Thursday, October 13, 2016

a preamble to the gita


first, the idea of dharma: doing what must be done, its stoic translation is "doing the best we can at all times."

dharma is not passivity. it means pursuing our duty, diligently, intensely. 

which duty? what we have chosen for ourselves; the milieu we've inherited (dna, family, commitments). 

the idea of detaching oneself from the fruits of one's action may seem a bit counterintuitive, particularly in the West. it takes a hierarchical view of things.

krishna admits that one can win or gain, no matter the outcome.

sure, but that's too general. how does it apply to me? the idea of "gain" (profit is a bad synonym) in our post-capitalist times is very entrenched. we're often caught up in a means-to-ends cycle. 

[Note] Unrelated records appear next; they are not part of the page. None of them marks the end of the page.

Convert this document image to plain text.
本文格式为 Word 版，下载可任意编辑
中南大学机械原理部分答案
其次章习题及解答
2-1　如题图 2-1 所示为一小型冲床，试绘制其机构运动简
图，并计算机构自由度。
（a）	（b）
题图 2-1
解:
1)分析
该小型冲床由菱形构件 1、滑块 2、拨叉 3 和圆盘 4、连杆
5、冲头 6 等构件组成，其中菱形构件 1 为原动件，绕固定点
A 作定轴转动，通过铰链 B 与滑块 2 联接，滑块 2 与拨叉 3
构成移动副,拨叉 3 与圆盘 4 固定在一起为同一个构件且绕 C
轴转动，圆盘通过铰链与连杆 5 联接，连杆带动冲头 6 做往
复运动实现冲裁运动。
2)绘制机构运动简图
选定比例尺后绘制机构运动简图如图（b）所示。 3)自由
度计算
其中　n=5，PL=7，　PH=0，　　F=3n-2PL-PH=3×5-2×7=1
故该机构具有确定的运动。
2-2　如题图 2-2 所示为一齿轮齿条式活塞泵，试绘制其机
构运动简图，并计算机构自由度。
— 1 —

suggestion: how many times one invests and makes money and the general outcome of the investment leaves much to be desired? how many times we've won arguments than in retrospect we wished we had lost? how many actions we choose which we later resent? what cuts through these examples is time. 

we don't have enough time to see the movie because we're in it. only then one can understand krishna's advice.

as we've discussed before, sacrifice (yajna) turns upside-down all received notions of economic exchange: sovereignty. 

yajna is a form of sovereignty. the existentialist metaphor of devenir. in a sense, we're born again every time we choose ourselves. self-rule is a sign of inner development. 

we're born again every time we choose ourselves. self-rule is a great sign of inner development.